Pizza is one of my favorite foods. I tried a gluten-free frozen pizza from Target a few weeks ago that was OK…but not that great, and not worth the price (for me). I’ve seen cauliflower pizza crusts on Pinterest, but had never tried it.
That’s a lie. I bought cauliflower once in order to try it, but never did it and ended up throwing a rotting head of cauliflower in the trash.
But today I decided to do it. I used the recipe on the blog Jo Cooks for cheesy cauliflower breadsticks. This made a huge batch, so I’d recommend halving it if you’re trying it for the first time.
Was it as good as gluten-full pizza? No. But it did turn out better than I expected. Worse than I had hoped, but better than I expected. I made one set of cheesesticks and one pepperoni pizza. You’ll notice I didn’t include any sauce on the pizza — I was afraid it would make the crust mega mushy. So I just dipped the pizza in a side of sauce, like I did for the cheesesticks.
Will I make this again?
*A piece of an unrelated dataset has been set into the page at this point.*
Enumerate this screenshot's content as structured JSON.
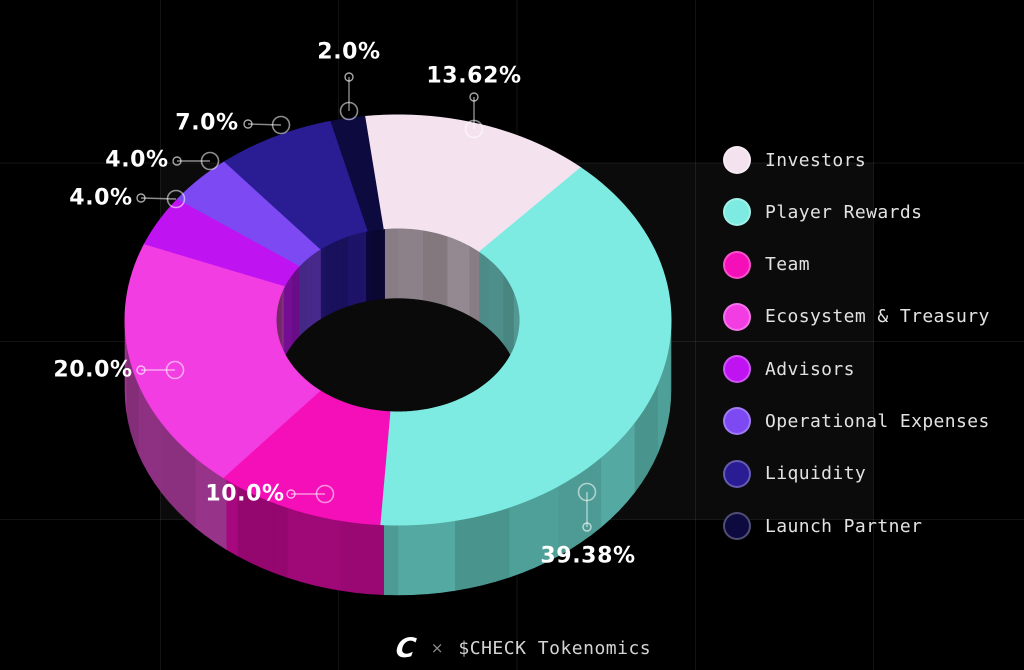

Eh, I don’t know. It was a lot of work for this lazy girl: Wash the cauliflower, chop it up, put it in a food processor/blender to really pulverize it, steam it in the microwave for 10 minutes, mix it with a crap-town of cheese and other ingredients, etc. The amount of money I spent on cheese alone for this recipe was probably close to the cost (or more expensive than) a frozen pizza. I realize a frozen pizza has gluten, and that’s the whole reason for making this, but it was a lot of work and not cheap…so I’d probably look into other recipes in case there’s an easier/cheaper version.